Publié le 22 octobre 2025 13:45:00. L’intelligence artificielle (IA) est présentée comme une solution clé pour révolutionner la gestion des documents au sein des agences gouvernementales américaines, promettant d’améliorer la classification, l’autorisation d’accès et la sécurité des données.
- L’IA pourrait automatiser la classification des documents et la génération de règles de contrôle d’accès basées sur les attributs (ABAC).
- Les agences, notamment la Marine américaine et le DHS, cherchent à tirer parti de l’IA pour gérer l’énorme volume de données et les classer selon leur sensibilité.
- L’IA est perçue comme un multiplicateur de force essentiel pour traiter des tâches répétitives et améliorer la productivité des équipes de cybersécurité.
Lors du sommet ATARC Cyber AI Convergence Summit 2025 en juin, des responsables ont souligné le potentiel de l’IA pour simplifier des processus complexes de gestion de l’information. David Voelker, officier de normalisation au Naval Warfare Systems Command de l’US Navy, a exprimé son désir de voir l’IA identifier les types de données et attribuer les métadonnées appropriées en fonction du contenu. L’objectif est de mettre en place un système où l’IA générerait des règles ABAC (Attribute-Based Access Control) afin que seules les personnes disposant des identifiants nécessaires, vérifiés par des fournisseurs d’identité, puissent accéder aux informations sensibles. « Si des personnes travaillent à la cafétéria, elles peuvent avoir accès au menu du déjeuner qui a été marqué dans ses données. Nous voulons que seules les personnes de la cafétéria aient accès pour mettre à jour ce menu du déjeuner », a illustré Voelker. Ce principe s’appliquerait également aux informations financières ou techniques complexes, garantissant un accès réservé aux experts concernés.
L’automatisation de ces tâches permettrait aux responsables de la sécurité de se concentrer sur la vérification de l’exactitude du marquage des données effectué par l’IA, et d’affiner les modèles par la suite. Les autorisations d’accès seraient alors définies en fonction des rôles des utilisateurs.
Les défis de la classification des documents à grande échelle
Les agences civiles font également face à des défis similaires. Derek Mueller, conseiller en cybersécurité pour la Cybersecurity and Infrastructure Security Agency (CISA) du Department of Homeland Security (DHS), a indiqué que l’agence explorait activement l’usage de l’IA pour la classification des données. Le principal obstacle réside dans la capacité de l’IA à analyser de vastes ensembles de données et à les catégoriser précisément, que ce soit comme « sensibles », « secrètes » ou « top secrètes ». L’ambition est de former des modèles d’IA capables de reconnaître le contexte des données et de les classer automatiquement, réduisant ainsi le besoin d’intervention humaine.
Daniel Buchholz, chef des cellules rouges de la division de surveillance et de réponse aux incidents du département d’État, a reconnu les lacunes historiques du gouvernement en matière de catégorisation des données. « Toutes ces informations sont disponibles, et elles ne sont pas bien étiquetées.

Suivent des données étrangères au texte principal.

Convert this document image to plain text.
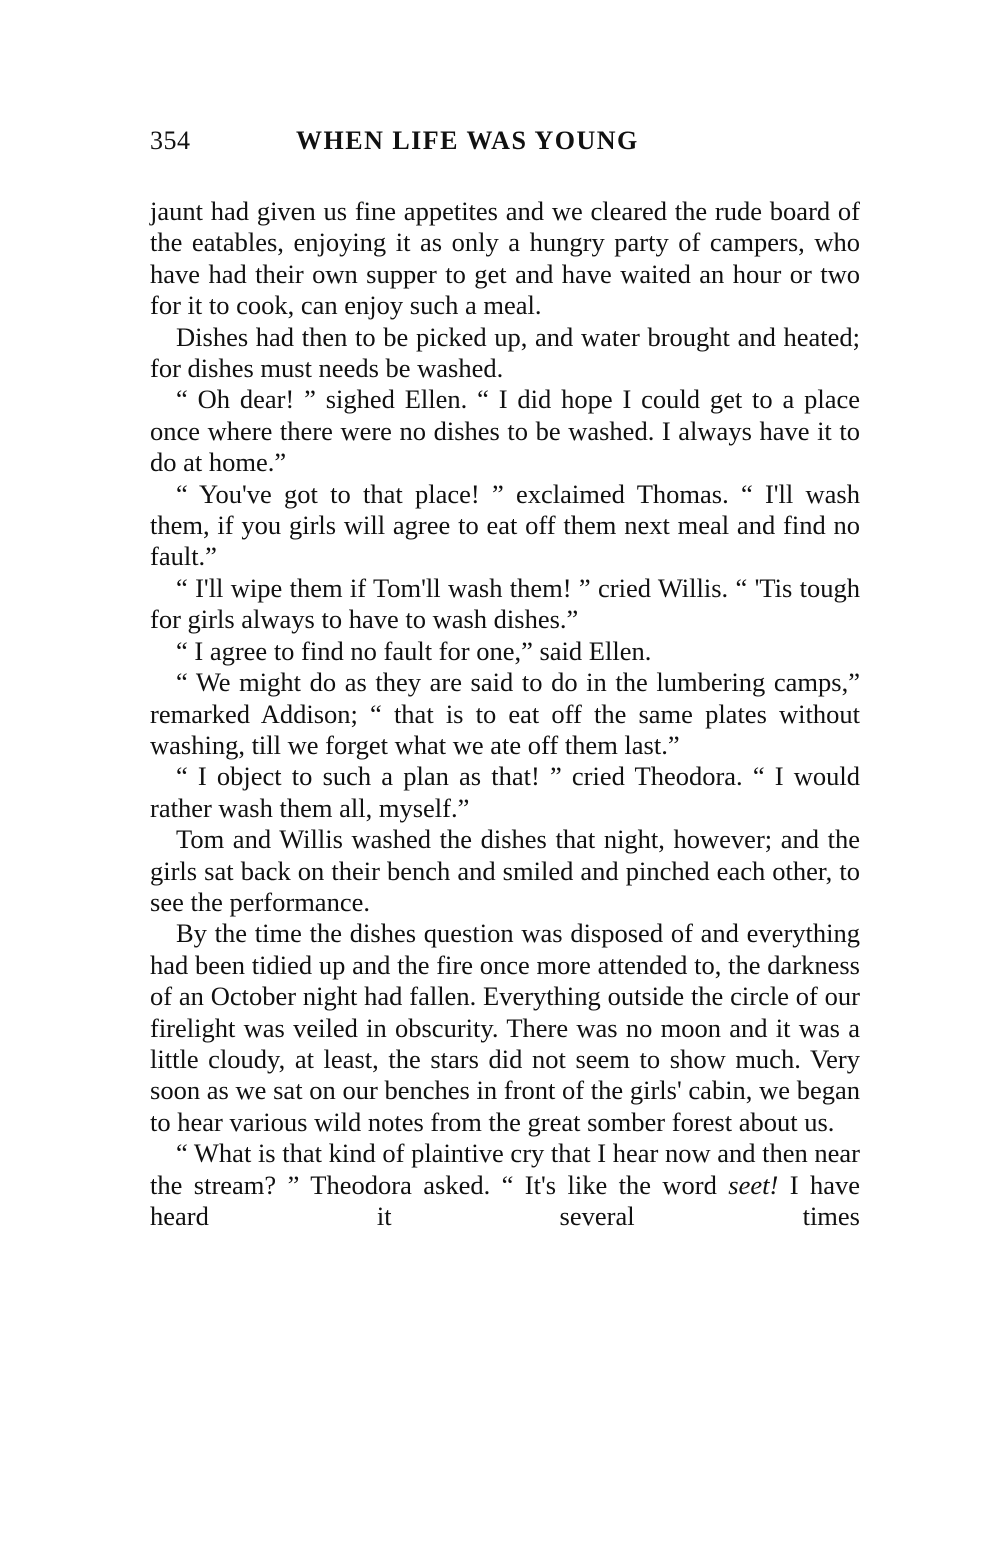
354	WHEN LIFE WAS YOUNG

jaunt had given us fine appetites and we cleared the rude board of the eatables, enjoying it as only a hungry party of campers, who have had their own supper to get and have waited an hour or two for it to cook, can enjoy such a meal.

Dishes had then to be picked up, and water brought and heated; for dishes must needs be washed.

“ Oh dear! ” sighed Ellen. “ I did hope I could get to a place once where there were no dishes to be washed. I always have it to do at home.”

“ You've got to that place! ” exclaimed Thomas. “ I'll wash them, if you girls will agree to eat off them next meal and find no fault.”

“ I'll wipe them if Tom'll wash them! ” cried Willis. “ 'Tis tough for girls always to have to wash dishes.”

“ I agree to find no fault for one,” said Ellen.

“ We might do as they are said to do in the lumbering camps,” remarked Addison; “ that is to eat off the same plates without washing, till we forget what we ate off them last.”

“ I object to such a plan as that! ” cried Theodora. “ I would rather wash them all, myself.”

Tom and Willis washed the dishes that night, however; and the girls sat back on their bench and smiled and pinched each other, to see the performance.

By the time the dishes question was disposed of and everything had been tidied up and the fire once more attended to, the darkness of an October night had fallen. Everything outside the circle of our firelight was veiled in obscurity. There was no moon and it was a little cloudy, at least, the stars did not seem to show much. Very soon as we sat on our benches in front of the girls' cabin, we began to hear various wild notes from the great somber forest about us.

“ What is that kind of plaintive cry that I hear now and then near the stream? ” Theodora asked. “ It's like the word seet! I have heard it several times
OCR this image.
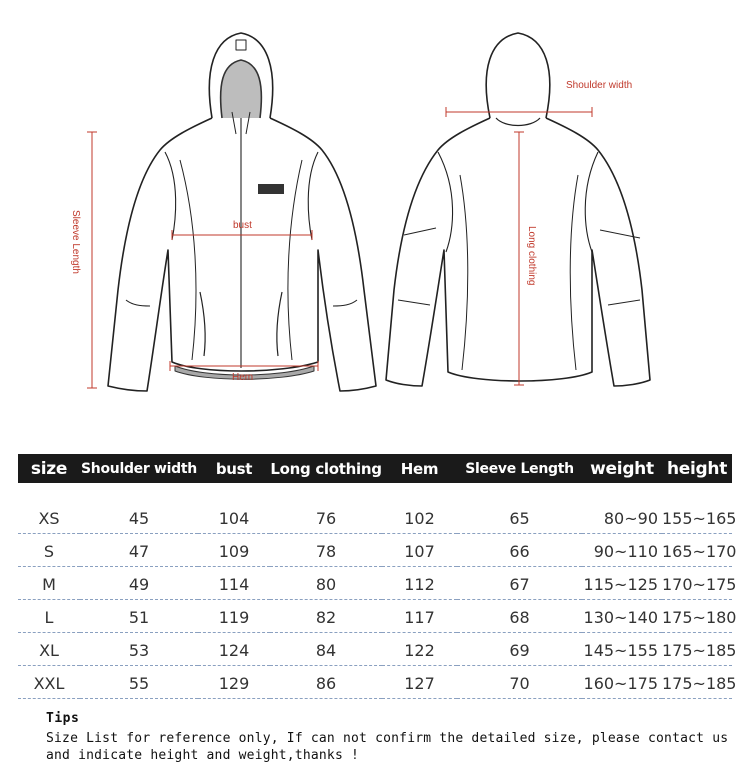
Shoulder width
Sleeve Length	bust
Long clothing
Hem
size	Shoulder width	bust	Long clothing	Hem	Sleeve Length	weight	height

XS	45	104	76	102	65	80~90	155~165
S	47	109	78	107	66	90~110	165~170
M	49	114	80	112	67	115~125	170~175
L	51	119	82	117	68	130~140	175~180
XL	53	124	84	122	69	145~155	175~185
XXL	55	129	86	127	70	160~175	175~185
Tips
Size List for reference only, If can not confirm the detailed size, please contact us
and indicate height and weight,thanks !
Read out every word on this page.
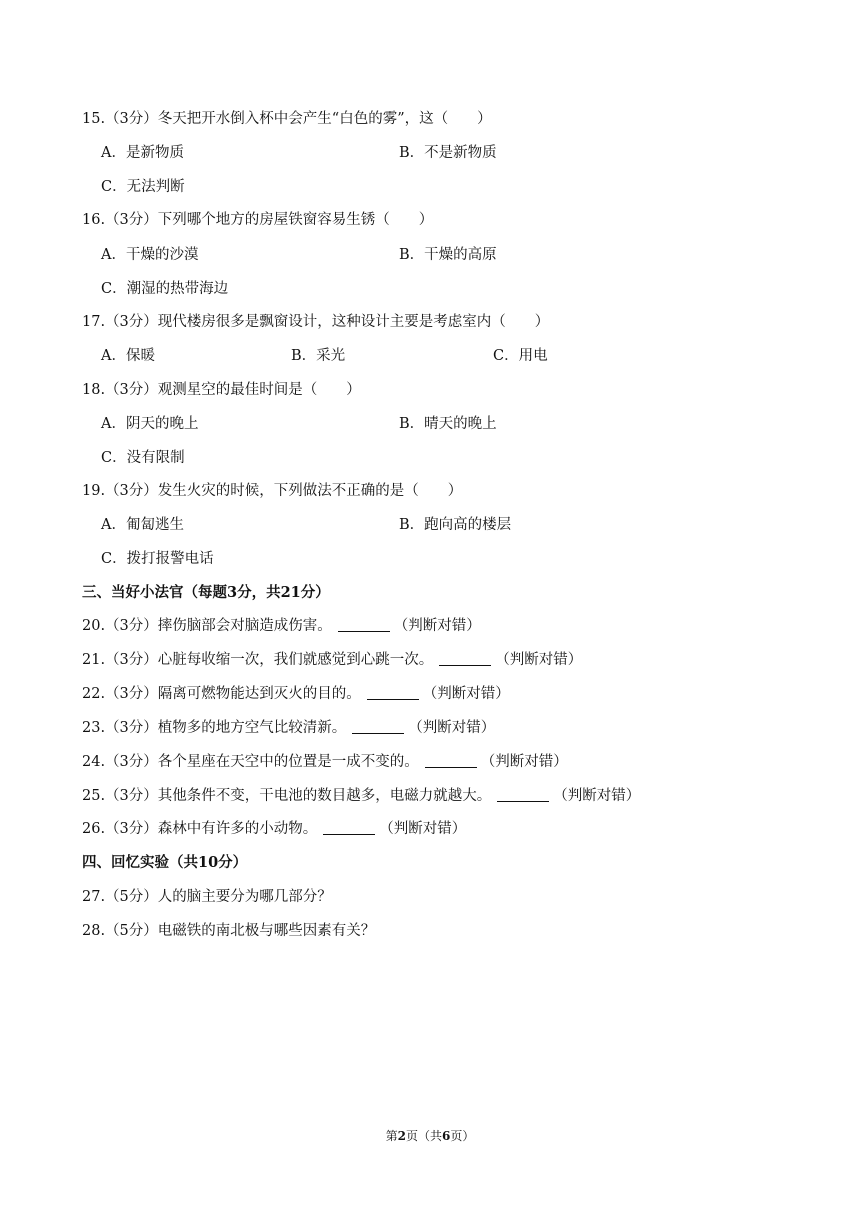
15.（3分）冬天把开水倒入杯中会产生“白色的雾”，这（　　）
A．是新物质	B．不是新物质
C．无法判断
16.（3分）下列哪个地方的房屋铁窗容易生锈（　　）
A．干燥的沙漠	B．干燥的高原
C．潮湿的热带海边
17.（3分）现代楼房很多是飘窗设计，这种设计主要是考虑室内（　　）
A．保暖	B．采光	C．用电
18.（3分）观测星空的最佳时间是（　　）
A．阴天的晚上	B．晴天的晚上
C．没有限制
19.（3分）发生火灾的时候，下列做法不正确的是（　　）
A．匍匐逃生	B．跑向高的楼层
C．拨打报警电话
三、当好小法官（每题3分，共21分）
20.（3分）摔伤脑部会对脑造成伤害。	（判断对错）
21.（3分）心脏每收缩一次，我们就感觉到心跳一次。	（判断对错）
22.（3分）隔离可燃物能达到灭火的目的。	（判断对错）
23.（3分）植物多的地方空气比较清新。	（判断对错）
24.（3分）各个星座在天空中的位置是一成不变的。	（判断对错）
25.（3分）其他条件不变，干电池的数目越多，电磁力就越大。	（判断对错）
26.（3分）森林中有许多的小动物。	（判断对错）
四、回忆实验（共10分）
27.（5分）人的脑主要分为哪几部分？
28.（5分）电磁铁的南北极与哪些因素有关？
第2页（共6页）
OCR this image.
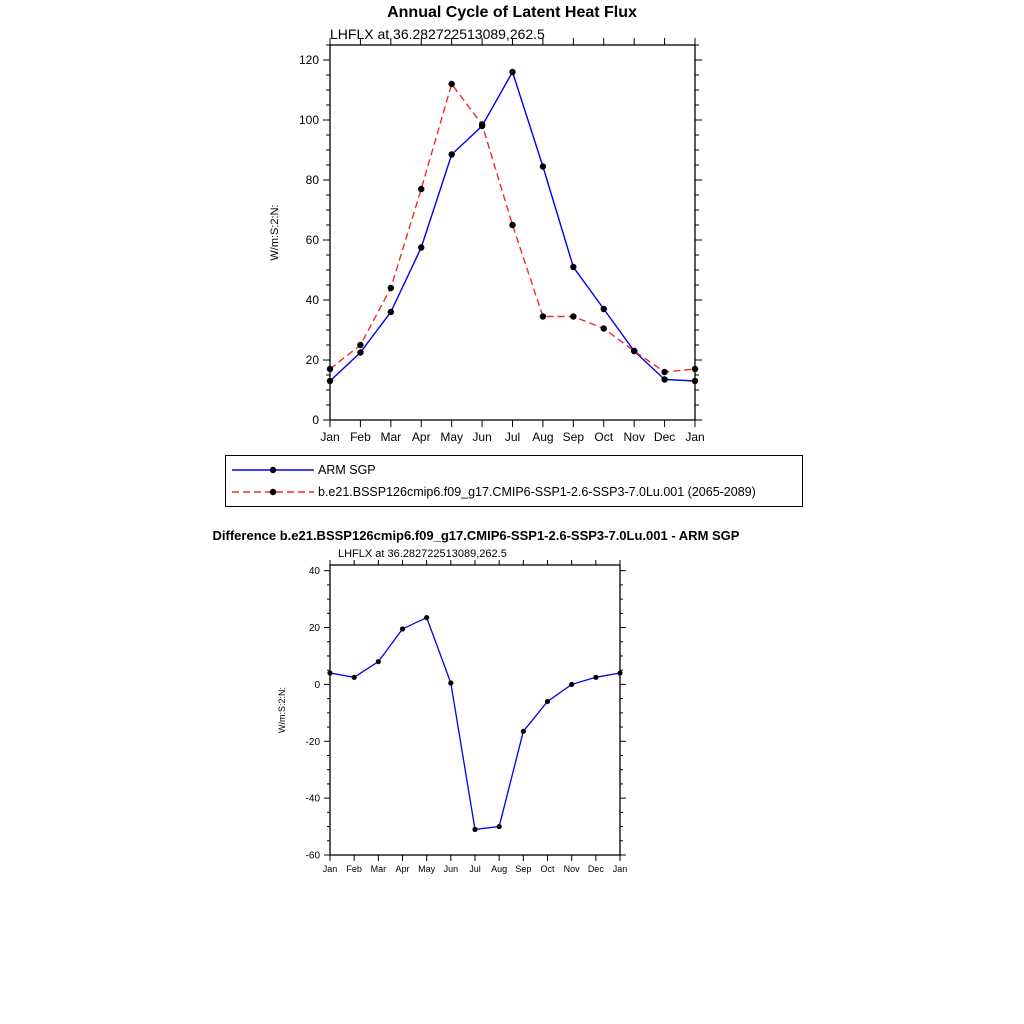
Annual Cycle of Latent Heat Flux
LHFLX at 36.282722513089,262.5
0
20
40
60
80
100
120
Jan Feb Mar Apr May Jun Jul Aug Sep Oct Nov Dec Jan
W/m:S:2:N:
ARM SGP
b.e21.BSSP126cmip6.f09_g17.CMIP6-SSP1-2.6-SSP3-7.0Lu.001 (2065-2089)
Difference b.e21.BSSP126cmip6.f09_g17.CMIP6-SSP1-2.6-SSP3-7.0Lu.001 - ARM SGP
LHFLX at 36.282722513089,262.5
-60
-40
-20
0
20
40
Jan Feb Mar Apr May Jun Jul Aug Sep Oct Nov Dec Jan
W/m:S:2:N:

Les gens ne savent pas à quel point elles sont sensibles, à quel point elles sont protégées », a-t-il déploré. Il voit dans l’IA générative un moyen d’extraire et de partager ces données, encourageant ainsi une meilleure organisation. Le Dr Murat Kantarcioglu, professeur et chercheur au Commonwealth Cyber Initiative de Virginia Tech, a souligné que les cyberattaques réussies surviennent souvent lorsque des acteurs malveillants exploitent des accès non autorisés à des données sensibles. Il recommande l’utilisation de l’IA pour vérifier dynamiquement les accès et détecter les anomalies, en particulier lorsqu’il s’agit de données sensibles consultées en grand volume. L’IA pourrait également aider les responsables de la sécurité à examiner les journaux d’accès pour garantir que les utilisateurs autorisés accèdent aux ressources de manière appropriée.
David Voelker a mentionné que son agence utilisait déjà l’IA pour analyser les journaux et générer des scores de menace.
L’IA, un levier pour la productivité et l’efficacité
Buchholz a mis en avant la nécessité d’utiliser l’IA comme un multiplicateur de force pour son agence, qui traite un volume de données dépassant les capacités d’analyse manuelle. « Nous disposons d’un grand lac de données dans lequel nous déversons tous ces journaux », a-t-il expliqué, soulignant l’importance d’optimiser les ressources humaines en les concentrant sur les sources de données les plus pertinentes. Les intervenants de l’ATARC ont convergé sur le fait que la principale valeur de l’IA réside dans son aptitude à augmenter la productivité et l’efficacité en automatisant des tâches répétitives. Le colonel Travis Hartman, directeur technique du commandement des forces armées de l’armée américaine, a affirmé que l’automatisation de ces tâches permettrait de libérer du temps pour des activités à plus forte valeur ajoutée dans le domaine de la cybersécurité.